What is the proper response of the IP sector to the Pirate Party? Since it works within the law and seeks to amend the law by lawful means, calls to ban it are futile and misconceived. One can simply wait and hope that, in the fullness of time, those who demand the freedoms which IP restricts will grow up to own the rights which now they wish to attenuate. This too is a forlorn expectation, since the Pirate Party's constituency is a renewable resource: a new generation of young idealists will replace those who graduate to middle-class, middle-age stolidity. There is only one response: to engage the Pirate Party in dialogue and to match its every point with the counterpoint of a better argument.

Who will make this response, and when? It is difficult to debate the Pirate Party on account of its dual role as social movement and political party. It listens to, and derives its authority from, a community of file-sharers, music-lovers, film-watchers, and exponents of risk-free, easy, and enjoyable uses of digital works. Yet it speaks to, and discusses issues with, other political parties whose agendas are so much longer and more sophisticated that they fail to treat the Pirate Party seriously.

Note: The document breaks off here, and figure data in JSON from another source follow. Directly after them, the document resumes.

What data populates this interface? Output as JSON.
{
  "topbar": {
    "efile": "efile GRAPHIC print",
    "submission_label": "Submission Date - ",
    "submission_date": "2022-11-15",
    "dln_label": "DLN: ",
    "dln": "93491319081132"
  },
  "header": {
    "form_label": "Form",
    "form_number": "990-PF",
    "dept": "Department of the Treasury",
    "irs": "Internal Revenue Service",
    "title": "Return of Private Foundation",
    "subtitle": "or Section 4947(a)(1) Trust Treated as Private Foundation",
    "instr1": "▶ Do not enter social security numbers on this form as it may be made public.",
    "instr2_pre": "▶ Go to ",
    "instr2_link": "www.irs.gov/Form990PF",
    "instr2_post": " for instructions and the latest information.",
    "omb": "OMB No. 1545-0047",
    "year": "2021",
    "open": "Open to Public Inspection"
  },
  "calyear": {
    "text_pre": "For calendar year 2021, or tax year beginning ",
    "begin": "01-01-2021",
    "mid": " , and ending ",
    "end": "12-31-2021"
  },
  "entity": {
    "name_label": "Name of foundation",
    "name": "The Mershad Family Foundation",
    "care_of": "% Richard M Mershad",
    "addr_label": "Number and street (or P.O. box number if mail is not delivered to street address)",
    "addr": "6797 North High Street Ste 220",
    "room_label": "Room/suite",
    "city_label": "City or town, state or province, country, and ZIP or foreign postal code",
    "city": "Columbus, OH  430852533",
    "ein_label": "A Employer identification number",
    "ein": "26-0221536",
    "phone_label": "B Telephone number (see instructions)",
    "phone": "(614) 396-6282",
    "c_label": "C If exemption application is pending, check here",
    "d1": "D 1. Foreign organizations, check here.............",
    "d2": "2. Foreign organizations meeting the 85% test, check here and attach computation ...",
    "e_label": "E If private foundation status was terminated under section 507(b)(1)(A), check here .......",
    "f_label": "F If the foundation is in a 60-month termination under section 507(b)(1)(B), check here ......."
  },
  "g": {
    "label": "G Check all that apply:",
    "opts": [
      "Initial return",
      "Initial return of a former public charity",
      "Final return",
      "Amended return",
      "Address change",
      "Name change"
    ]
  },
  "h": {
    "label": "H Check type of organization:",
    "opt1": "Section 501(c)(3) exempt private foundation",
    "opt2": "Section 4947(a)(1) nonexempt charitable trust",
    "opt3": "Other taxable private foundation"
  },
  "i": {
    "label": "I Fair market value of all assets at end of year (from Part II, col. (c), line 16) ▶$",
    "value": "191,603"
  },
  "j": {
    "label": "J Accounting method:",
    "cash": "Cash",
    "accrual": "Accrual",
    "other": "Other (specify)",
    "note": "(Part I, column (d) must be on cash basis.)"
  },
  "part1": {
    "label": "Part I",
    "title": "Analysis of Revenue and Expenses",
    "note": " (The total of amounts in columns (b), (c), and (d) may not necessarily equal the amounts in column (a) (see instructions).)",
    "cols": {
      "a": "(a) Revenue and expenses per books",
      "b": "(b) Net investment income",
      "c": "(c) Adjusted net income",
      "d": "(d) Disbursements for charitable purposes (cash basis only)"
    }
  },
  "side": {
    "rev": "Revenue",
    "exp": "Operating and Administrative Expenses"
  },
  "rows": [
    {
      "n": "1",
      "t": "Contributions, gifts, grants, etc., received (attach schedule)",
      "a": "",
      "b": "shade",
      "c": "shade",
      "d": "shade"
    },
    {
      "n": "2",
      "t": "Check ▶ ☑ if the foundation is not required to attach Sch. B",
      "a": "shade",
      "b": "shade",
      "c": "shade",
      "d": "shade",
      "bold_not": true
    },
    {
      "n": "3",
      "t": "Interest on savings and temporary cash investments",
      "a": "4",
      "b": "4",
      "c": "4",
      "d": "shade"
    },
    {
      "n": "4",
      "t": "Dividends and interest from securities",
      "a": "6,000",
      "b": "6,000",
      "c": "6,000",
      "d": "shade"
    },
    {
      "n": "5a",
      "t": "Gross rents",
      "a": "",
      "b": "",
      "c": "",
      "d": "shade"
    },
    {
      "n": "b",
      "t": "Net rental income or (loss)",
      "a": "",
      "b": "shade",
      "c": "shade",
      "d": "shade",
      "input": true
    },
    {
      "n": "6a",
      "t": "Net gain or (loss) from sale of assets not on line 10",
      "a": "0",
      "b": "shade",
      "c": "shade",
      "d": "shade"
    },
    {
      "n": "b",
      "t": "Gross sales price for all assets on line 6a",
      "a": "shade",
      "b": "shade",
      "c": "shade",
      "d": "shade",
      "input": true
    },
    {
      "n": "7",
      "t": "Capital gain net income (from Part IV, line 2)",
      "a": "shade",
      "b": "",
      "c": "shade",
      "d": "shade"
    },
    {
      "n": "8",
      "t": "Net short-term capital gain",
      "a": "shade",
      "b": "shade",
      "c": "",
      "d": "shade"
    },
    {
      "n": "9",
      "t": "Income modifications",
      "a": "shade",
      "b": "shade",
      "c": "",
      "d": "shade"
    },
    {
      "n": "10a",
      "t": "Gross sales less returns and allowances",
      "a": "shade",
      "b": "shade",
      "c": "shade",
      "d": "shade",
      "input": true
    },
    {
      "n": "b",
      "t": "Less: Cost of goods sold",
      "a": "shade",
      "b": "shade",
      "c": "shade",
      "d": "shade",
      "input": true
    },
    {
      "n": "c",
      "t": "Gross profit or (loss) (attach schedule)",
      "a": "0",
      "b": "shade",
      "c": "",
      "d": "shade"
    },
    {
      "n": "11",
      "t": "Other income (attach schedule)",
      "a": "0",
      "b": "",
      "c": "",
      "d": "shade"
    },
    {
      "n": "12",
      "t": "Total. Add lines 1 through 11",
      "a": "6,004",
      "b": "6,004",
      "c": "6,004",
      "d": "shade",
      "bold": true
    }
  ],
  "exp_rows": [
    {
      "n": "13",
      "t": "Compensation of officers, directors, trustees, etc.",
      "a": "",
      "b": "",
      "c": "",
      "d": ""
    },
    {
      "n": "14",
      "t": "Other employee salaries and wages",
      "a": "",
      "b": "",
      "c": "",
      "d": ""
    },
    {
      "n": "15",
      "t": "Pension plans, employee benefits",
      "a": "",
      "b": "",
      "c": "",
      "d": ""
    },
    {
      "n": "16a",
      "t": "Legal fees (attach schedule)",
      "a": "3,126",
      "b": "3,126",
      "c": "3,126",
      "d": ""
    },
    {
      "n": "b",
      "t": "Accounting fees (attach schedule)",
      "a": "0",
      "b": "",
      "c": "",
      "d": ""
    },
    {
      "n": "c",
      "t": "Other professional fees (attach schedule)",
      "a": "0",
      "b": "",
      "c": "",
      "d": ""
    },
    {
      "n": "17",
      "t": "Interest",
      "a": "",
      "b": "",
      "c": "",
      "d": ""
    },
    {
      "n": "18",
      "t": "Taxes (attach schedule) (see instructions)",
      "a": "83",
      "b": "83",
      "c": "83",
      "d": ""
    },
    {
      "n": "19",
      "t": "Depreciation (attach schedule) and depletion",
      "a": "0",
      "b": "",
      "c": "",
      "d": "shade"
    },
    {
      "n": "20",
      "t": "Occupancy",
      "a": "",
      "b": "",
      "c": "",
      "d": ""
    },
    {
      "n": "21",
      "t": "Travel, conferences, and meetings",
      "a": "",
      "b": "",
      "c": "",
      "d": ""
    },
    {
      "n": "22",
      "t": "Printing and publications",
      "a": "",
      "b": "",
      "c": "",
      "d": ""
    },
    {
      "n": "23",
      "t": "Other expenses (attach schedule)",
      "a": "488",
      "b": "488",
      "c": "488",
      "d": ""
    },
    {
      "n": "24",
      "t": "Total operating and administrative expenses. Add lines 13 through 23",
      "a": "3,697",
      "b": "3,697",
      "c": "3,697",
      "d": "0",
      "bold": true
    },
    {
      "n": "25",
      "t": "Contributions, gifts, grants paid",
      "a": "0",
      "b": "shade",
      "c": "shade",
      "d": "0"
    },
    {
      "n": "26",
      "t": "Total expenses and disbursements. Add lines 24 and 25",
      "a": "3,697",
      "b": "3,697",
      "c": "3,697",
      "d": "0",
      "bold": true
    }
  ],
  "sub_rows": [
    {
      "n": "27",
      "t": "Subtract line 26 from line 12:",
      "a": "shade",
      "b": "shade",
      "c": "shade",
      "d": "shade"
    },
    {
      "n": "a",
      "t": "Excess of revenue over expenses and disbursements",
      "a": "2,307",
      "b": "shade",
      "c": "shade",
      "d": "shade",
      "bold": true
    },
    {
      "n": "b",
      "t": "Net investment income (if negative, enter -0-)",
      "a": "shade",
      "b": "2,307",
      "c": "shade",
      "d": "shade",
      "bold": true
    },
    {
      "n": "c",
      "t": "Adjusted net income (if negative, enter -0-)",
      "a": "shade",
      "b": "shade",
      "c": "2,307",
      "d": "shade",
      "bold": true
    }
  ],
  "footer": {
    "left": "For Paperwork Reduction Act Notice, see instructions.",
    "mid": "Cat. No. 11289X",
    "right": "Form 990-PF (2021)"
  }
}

The message is therefore clear. If we do not support the Pirate Party's aims, we must engage it in debate and oust it from the moral high-ground which it currently seeks to occupy. We must explain why we need to restrict access to, and control the use of, digitally recorded works. We must prove that software patenting, within the existing limits or beyond them, are justified. If we cannot produce a better and more persuasive case, we deserve to lose the argument.